A lo largo del tiempo han sido varios los animales que han creado un calamitoso vínculo entre su apetito voraz y nuestra jugosa carne, convirtiéndose en auténticos heraldos del terror. Uno de los casos más célebres fue el de la bestia de Gévaudan en el siglo XVIII, una extraña criatura con apariencia de lobo mitológico, que se aventó a la tripa a más de un centenar de pobladores en una región del sur de Francia. Otro antropófago consagrado fue el cocodrilo Gustave, cuya glotonería desbordada se cobró la vida de casi 300 personas en la rivera del Nilo en Burundí. Pero si de grandes registros se trata, no podemos dejar en el olvido a la tigresa de Champawat, que se dio un verdadero festín a finales del siglo XIX en Nepal, merendándose con lujo de detalles a 436 aldeanos.

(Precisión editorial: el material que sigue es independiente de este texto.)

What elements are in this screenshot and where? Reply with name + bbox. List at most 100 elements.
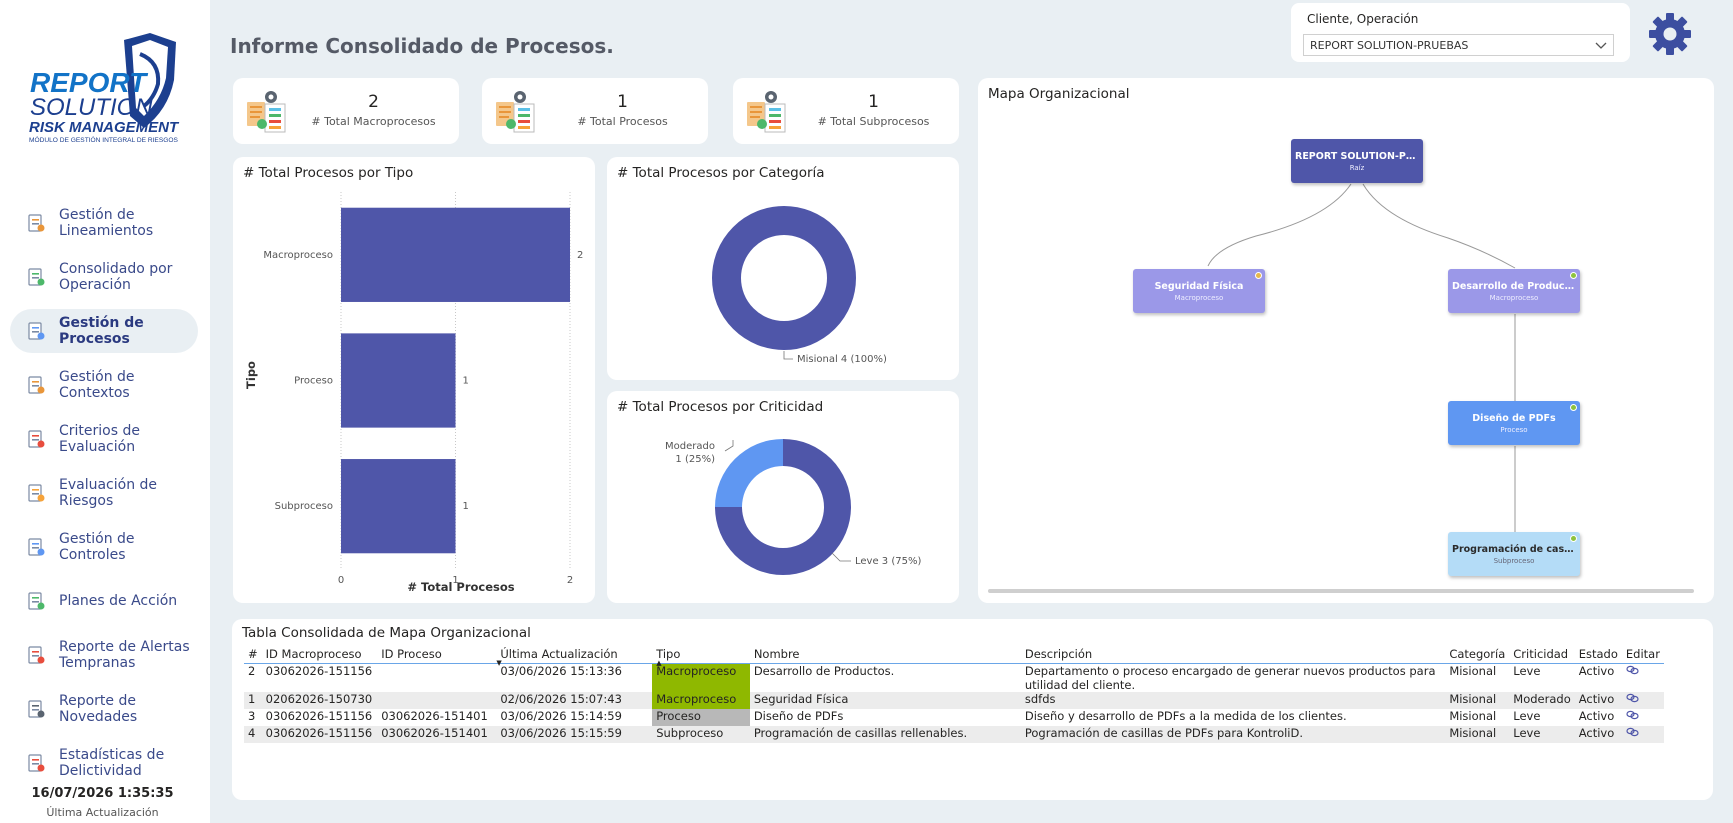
table-cell: 03062026-151156 (265, 663, 373, 678)
checklist-icon (28, 430, 45, 448)
x-axis-title: # Total Procesos (407, 580, 514, 594)
col-header-nombre[interactable]: Nombre (749, 646, 1021, 664)
table-row[interactable]: 1 02062026-150730 02/06/2026 15:07:43 Macro… (244, 691, 1664, 709)
table-cell: Leve (1509, 725, 1575, 743)
table-cell: Activo (1578, 708, 1615, 723)
status-dot (1570, 535, 1577, 542)
chart-card-tipo: # Total Procesos por Tipo 0 1 2 Macroproces… (233, 157, 595, 603)
bar-data-label: 2 (577, 250, 583, 261)
org-node-programacion-casillas[interactable]: Programación de casillas r... Subproceso (1448, 532, 1580, 576)
client-dropdown[interactable]: REPORT SOLUTION-PRUEBAS (1303, 34, 1614, 56)
org-node-subtitle: Subproceso (1493, 557, 1535, 565)
col-header-editar[interactable]: Editar (1621, 646, 1664, 664)
table-cell: 2 (248, 663, 256, 678)
sidebar-item-2[interactable]: Consolidado por Operación (10, 255, 198, 299)
leader-line (831, 552, 851, 562)
bar-macroproceso (341, 207, 570, 302)
col-header-id-proceso[interactable]: ID Proceso (377, 646, 497, 664)
status-dot (1570, 404, 1577, 411)
col-header-criticidad[interactable]: Criticidad (1509, 646, 1575, 664)
document-list-icon (28, 214, 45, 232)
table-cell: 03062026-151156 (261, 725, 378, 743)
donut-chart-criticidad: Leve 3 (75%) Moderado 1 (25%) (665, 439, 921, 575)
sidebar-item-1[interactable]: Gestión de Lineamientos (10, 201, 198, 245)
sidebar-item-label: Reporte de Alertas Tempranas (59, 639, 190, 671)
sidebar-item-6[interactable]: Evaluación de Riesgos (10, 471, 198, 515)
sidebar-item-5[interactable]: Criterios de Evaluación (10, 417, 198, 461)
client-filter: Cliente, Operación REPORT SOLUTION-PRUEB… (1291, 3, 1630, 62)
org-map-scrollbar (988, 589, 1694, 593)
col-header-tipo[interactable]: Tipo ▲ (652, 646, 750, 667)
donut-slice-misional (712, 206, 856, 350)
x-tick-label: 0 (338, 575, 344, 586)
leader-line (783, 351, 793, 360)
table-cell: 02/06/2026 15:07:43 (496, 691, 653, 709)
sidebar-item-3[interactable]: Gestión de Procesos (10, 309, 198, 353)
edit-link-icon[interactable] (1626, 693, 1639, 703)
edit-link-icon[interactable] (1626, 727, 1639, 737)
edit-cell[interactable] (1621, 691, 1664, 709)
bar-subproceso (341, 459, 456, 554)
sidebar-item-8[interactable]: Planes de Acción (10, 579, 198, 623)
table-row[interactable]: 4 03062026-151156 03062026-151401 03/06/202… (244, 725, 1664, 743)
table-cell: Pogramación de casillas de PDFs para Kon… (1020, 725, 1446, 743)
y-tick-label: Subproceso (275, 501, 333, 512)
edit-cell[interactable] (1622, 709, 1664, 726)
table-cell: Misional (1449, 663, 1497, 678)
table-cell: 02062026-150730 (261, 691, 378, 709)
kpi-label: # Total Subprocesos (817, 115, 930, 128)
process-documents-icon (247, 91, 286, 133)
gear-icon[interactable] (1648, 12, 1692, 56)
org-node-desarrollo-productos[interactable]: Desarrollo de Productos. Macroproceso (1448, 269, 1580, 313)
col-header-estado[interactable]: Estado (1574, 646, 1622, 664)
sidebar-item-7[interactable]: Gestión de Controles (10, 525, 198, 569)
org-node-seguridad-fisica[interactable]: Seguridad Física Macroproceso (1133, 269, 1265, 313)
last-update-label: Última Actualización (46, 806, 159, 819)
col-header-number[interactable]: # (244, 646, 262, 664)
sidebar-item-11[interactable]: Estadísticas de Delictividad (10, 741, 198, 785)
leader-line (724, 440, 734, 452)
context-icon (28, 376, 45, 394)
table-cell: Seguridad Física (749, 691, 1021, 709)
chart-card-criticidad: # Total Procesos por Criticidad Leve 3 (… (607, 391, 959, 603)
edit-cell[interactable] (1621, 725, 1664, 743)
org-node-diseno-pdfs[interactable]: Diseño de PDFs Proceso (1448, 401, 1580, 445)
process-documents-icon (747, 91, 786, 133)
col-header-ultima-actualizacion[interactable]: Última Actualización ▼ (496, 646, 653, 667)
edit-link-icon[interactable] (1626, 710, 1639, 720)
table-row[interactable]: 2 03062026-151156 03/06/2026 15:13:36 Macro… (244, 663, 1664, 692)
sidebar-item-label: Gestión de Lineamientos (59, 207, 154, 239)
sidebar-item-9[interactable]: Reporte de Alertas Tempranas (10, 633, 198, 677)
sidebar-item-label: Gestión de Contextos (59, 369, 135, 401)
table-cell: Leve (1513, 708, 1541, 723)
col-header-label: Última Actualización (500, 647, 618, 662)
sidebar-item-10[interactable]: Reporte de Novedades (10, 687, 198, 731)
kpi-value: 2 (368, 92, 379, 112)
org-node-root[interactable]: REPORT SOLUTION-PRUE... Raíz (1291, 139, 1423, 183)
bar-data-label: 1 (463, 501, 469, 512)
chart-title: # Total Procesos por Categoría (617, 165, 825, 181)
sidebar-item-4[interactable]: Gestión de Contextos (10, 363, 198, 407)
table-cell: 1 (244, 691, 262, 709)
col-header-descripcion[interactable]: Descripción (1020, 646, 1446, 664)
chart-title: # Total Procesos por Tipo (243, 165, 414, 181)
table-row[interactable]: 3 03062026-151156 03062026-151401 03/06/202… (244, 708, 1664, 726)
donut-data-label: Misional 4 (100%) (797, 354, 887, 365)
table-cell (377, 663, 496, 692)
kpi-value: 1 (868, 92, 879, 112)
org-map-card: Mapa Organizacional REPORT SOLUTION-PRUE… (978, 78, 1714, 603)
report-solution-logo: REPORT SOLUTION RISK MANAGEMENT MÓDULO D… (28, 32, 190, 152)
table-cell: Activo (1574, 691, 1622, 709)
col-header-categoria[interactable]: Categoría (1445, 646, 1510, 664)
edit-link-icon[interactable] (1626, 665, 1639, 675)
sort-desc-icon: ▼ (496, 658, 502, 667)
table-cell: Misional (1445, 691, 1510, 709)
edit-cell[interactable] (1622, 663, 1664, 692)
col-header-id-macroproceso[interactable]: ID Macroproceso (261, 646, 378, 664)
org-node-title: Diseño de PDFs (1472, 413, 1556, 424)
x-tick-label: 2 (567, 575, 573, 586)
donut-slice-leve (715, 439, 851, 575)
client-filter-label: Cliente, Operación (1307, 12, 1419, 26)
y-tick-label: Macroproceso (263, 250, 333, 261)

Y pisándole los talones a este escalofriante récord, les presento a uno de los más fecundos come hombres de la historia: el leopardo de Panar, el cual desarrolló un gusto muy especial por nuestra exquisita y delicada carne, echándose al colmillo a cerca de 400 personas a principios del siglo XX en el norte de la India. De seguro se me habrán quedado por fuera muchos otros devoradores profesionales, como los quince leones de Njombe en Tanzania o el brutal oso Kesagake en Japón, pero sin lugar a dudas, aquellos bizarros leones de Tsavo se han ganado a pulso (o a mordisco más bien) un lugar privilegiado en los anaqueles de la historia, como unos de los come hombres más aterradores y extraordinarios que la humanidad haya conocido jamás, cuyo arrojo excepcional, poderío casi sobrenatural e inteligencia suprema les han concedido ese halo de oscura leyenda.
Monumento de la bestia
Monumento de la bestia de Gévaudan en Francia, un críptido para el recuerdo

Pero más allá de sentencias subjetivas, y más aun conociendo nuestra propia historia fundacional, donde la raza humana, en su infinita insolencia y necedad, ha osado arrebatarle a la naturaleza la legítima potestad que ha de tener sobre sus propios dominios, mucho me temo que el gran culpable de aquella orgía animal es el propio hombre, que jamás ha sabido respetar esa sutil frontera que separa al progreso de la barbarie. Así pues, lo acontecido en Tsavo, cuna de leones devoradores de hombres, tal vez haya sido una de las tantas formas que la naturaleza tiene para invitarnos a reinventar nuestra torpe manera de administrar sus recursos. Y desde esta perspectiva, quizás logremos entender aquella funesta vorágine perpetrada por el Fantasma y la Oscuridad. Quién lo ha de saber.